ELO QUEBRADO.

JULHO, 05, 2017.

Viscoso, algo viscoso caiu sobre minha cabeça; toquei-o como se fosse algo asqueroso, senti-o devagar atravessar a pele dos dedos, um alfinete mesquinho, impiedoso. Rapidamente estava passeando por dentro da pele, esquivando-se de tendões, veias; surpreendeu a ausência de vileza, na forma insólita que possuía, achei, diante dos olhos que logo estaria morto… Teu propósito ainda me é duvidoso, sinto algumas pontadas na cabeça, na lateral direita do olho; aperto com o indicador, numa tentativa estúpida pará-la; não ouso buscar ajuda, deve ser algo pífio, mera coincidência de alguma doença ilusória… Quem diria que desgraceira não foi, a cousa que adentrou minha pele.

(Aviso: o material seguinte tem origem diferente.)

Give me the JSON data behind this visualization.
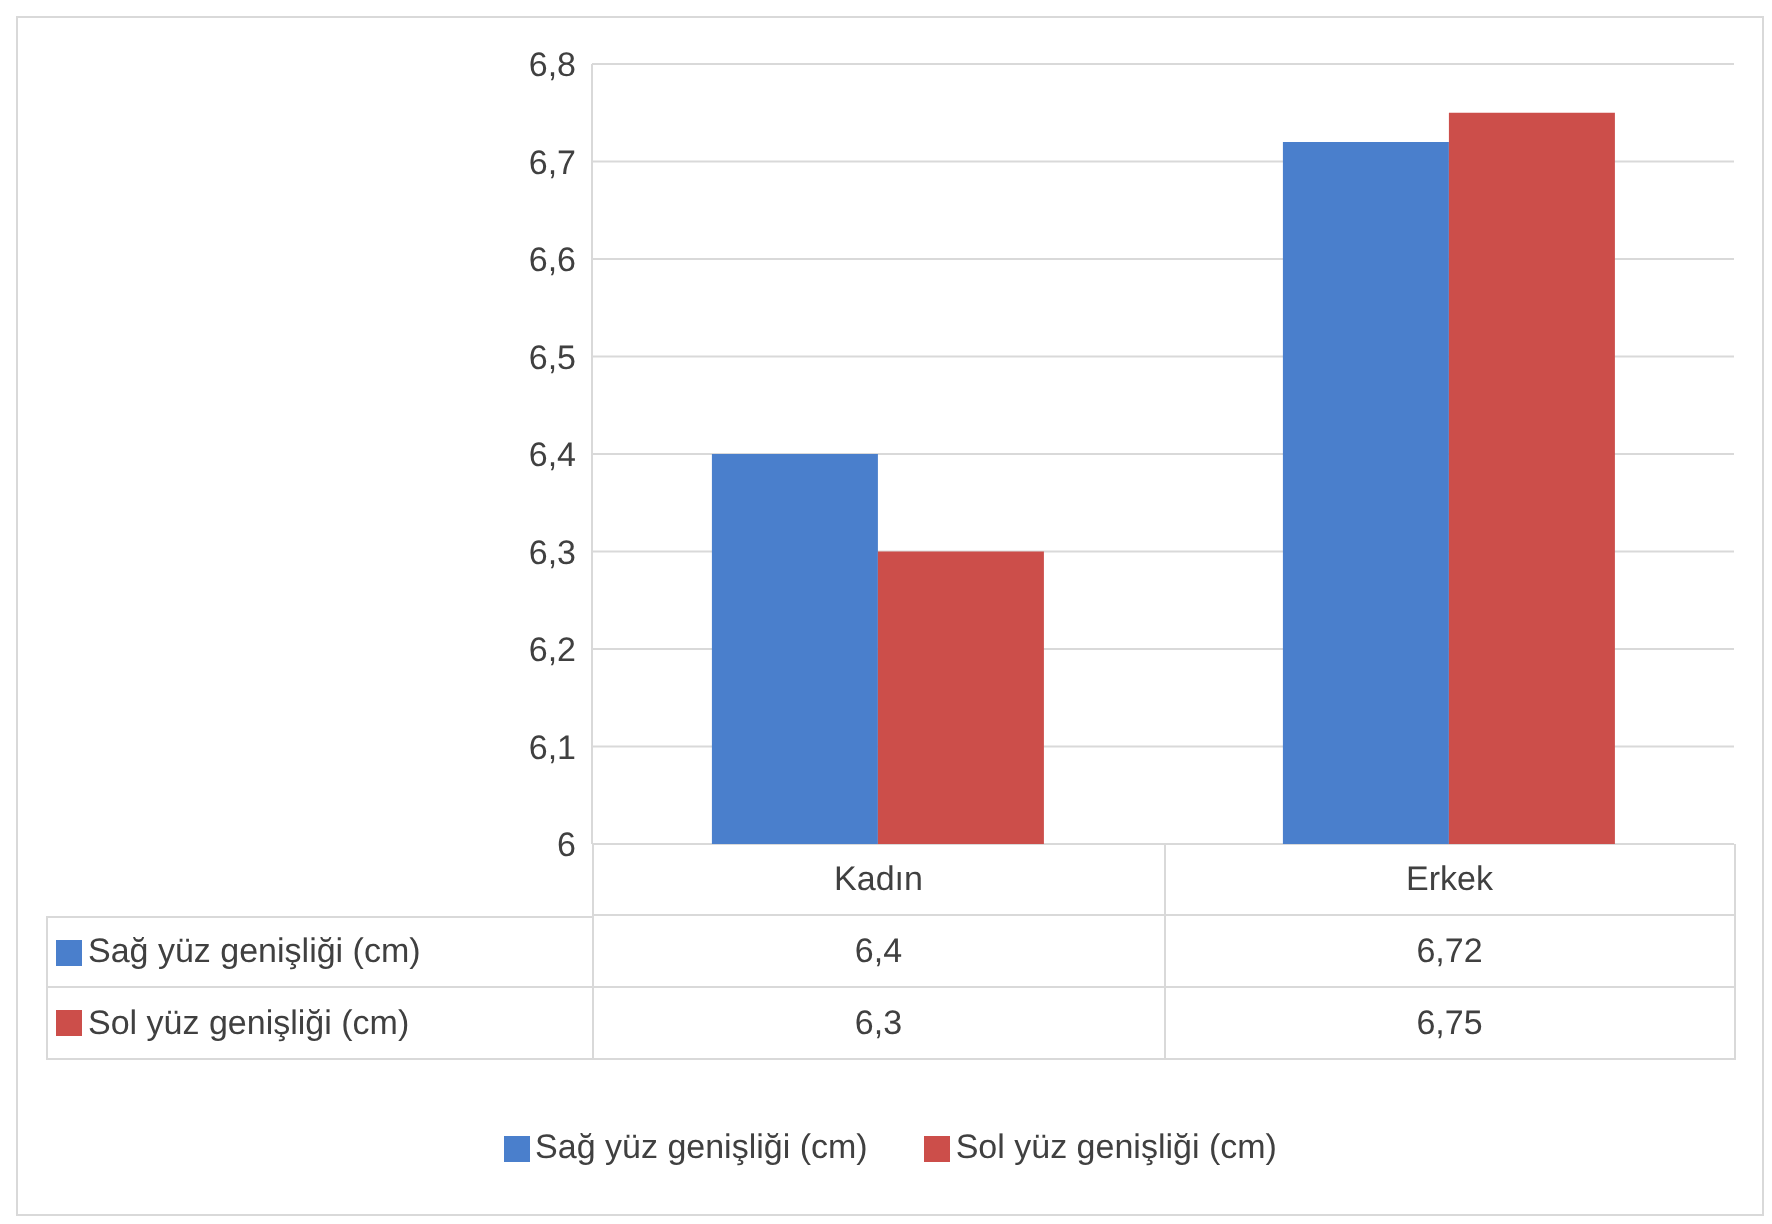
{
  "chart_data": {
    "type": "bar",
    "categories": [
      "Kadın",
      "Erkek"
    ],
    "series": [
      {
        "name": "Sağ yüz genişliği (cm)",
        "color": "#4a7fcc",
        "values": [
          6.4,
          6.72
        ],
        "value_labels": [
          "6,4",
          "6,72"
        ]
      },
      {
        "name": "Sol yüz genişliği (cm)",
        "color": "#cc4e4a",
        "values": [
          6.3,
          6.75
        ],
        "value_labels": [
          "6,3",
          "6,75"
        ]
      }
    ],
    "ylim": [
      6,
      6.8
    ],
    "yticks": [
      {
        "value": 6,
        "label": "6"
      },
      {
        "value": 6.1,
        "label": "6,1"
      },
      {
        "value": 6.2,
        "label": "6,2"
      },
      {
        "value": 6.3,
        "label": "6,3"
      },
      {
        "value": 6.4,
        "label": "6,4"
      },
      {
        "value": 6.5,
        "label": "6,5"
      },
      {
        "value": 6.6,
        "label": "6,6"
      },
      {
        "value": 6.7,
        "label": "6,7"
      },
      {
        "value": 6.8,
        "label": "6,8"
      }
    ],
    "grid": "y",
    "legend": "bottom"
  }
}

Os dias passam devagar, e cá ainda sinto-a rastejar pelo corpo, causando ondulações nos ombros; quando chega perto do cotovelo, sinto cócegas e involuntariamente coço. Minha ultima namorada percebia… Pois em momentos, a sensação era no olhar, alguns pontinhos pretos disformes, feito partículas de sombras juntavam-se na imensidão da visão periférica e imbecil, como sou, tentava segui-las com o olhar atento; ela não suportou por muito tempo, os acasos de perda de foco, desinteresse enquanto estávamos a sós.

Houve um certo afeto entre a ilusão daquilo, a expectativa da peculiaridade; ative-me a ideia peculiar, como se tivesse caído de alguma paralela fresta -quebra de rotina, do universo. Seria cômodo a mim, em alguma visita médica, ter a perplexidade na face de qualquer médico experiente, a estupefação diante daquele sinistrismo… Porém, nada funciona, a imaginação é uma fonte incessável de raquíticos devaneios, incalculáveis, inaudíveis…

Ter-me sentado na espera, foi claustrofóbico, senti o ar esvair-se de repente e um embrulho forte no estômago, como se a cousa tivesse se irritado com a dúvida, ser incerto quanto a tua realidade; hesitei, levantei, busquei um gole d’água; uma moça viu meus olhos transtornados, a mão pressionando a testa e as arfadas, junto de algumas lágrimas que brotavam dos cantos dos olhos. Ninguém tentou me perguntar, haveria de ser frustrante àquela visita, era óbvio. O moço abriu a porta, era calvo e barrigudo, de sobrancelhas grossas, estendeu a prancheta em tom convidativo… Entrei.
Detrás da mesa sentou-se, me olhava com uma certa mágoa, dor detrás dos olhos; ali o bicho viscoso espetou meus olhos, saltei da cadeira e o rapaz não reagiu, bati com os punhos cerrados na testa, nas bochechas; tentava inutilmente rasgar a pele, tirar dali o ardor, a fúria do monstrengo.
-Tira de mim, doutor, tira de mim essa coisa, tira!
Os olhar esbugalhado do médico, o suor pingando da testa. Talvez não notasse o extremo daquilo, das picadas violentas.
-Tira! Tira, tira!

As unhas iniciaram um processo primitivo, como se catasse carne debaixo da pele de um carneiro; era-me sensível, doído, mas que outra alternativa havia. Em uma ultima tentativa, o salto, vi na mesinha um isqueiro… A mão esquerda segurava um ‘tufo’ de pele, com a ponta das unhas ferindo, deixando respingar gotículas daquele sangue, grudento como o primeiro contato… Acendi-o, em ameaça, o isqueiro crepitava feito algo vivo, as chamas feito mãos rasgavam o ar em busca da testa…

Encostei na pele, deixei derreter e não ousei gritar, mordi os dentes, cerrei até que balançaram, a queimadura não cessava e já borbulhante, tomou uma atitude o estupefato profissional; não me disse nada, gritou por ajuda de enfermeiras, que na minha mente demoraram, tardaram. Depois de alguns segundos, consegui ouvir um chiado ululante, vivo, algo pequeno morrera e embebedara meus tímpanos, naquele instante fui tão lúcido, sensato; porém puxaram-me com violência, não ouvia nada senão a luta prepotente, da ‘cousa’, enfim morta.
-Não há nada aí, rapaz, que cê tá vendo?
-Ele foi embora! Ele morreu!

O sorriso doía o maxilar, olhava pras lâmpadas passando e meu braço esticado, depois de minutos submerso na fórmula heroica vim sentir a ferida aberta, a queimadura no canto do olho; a vista escureceu, depois de um pinicar anestésico, nada energético como o bichinho que me deu vida.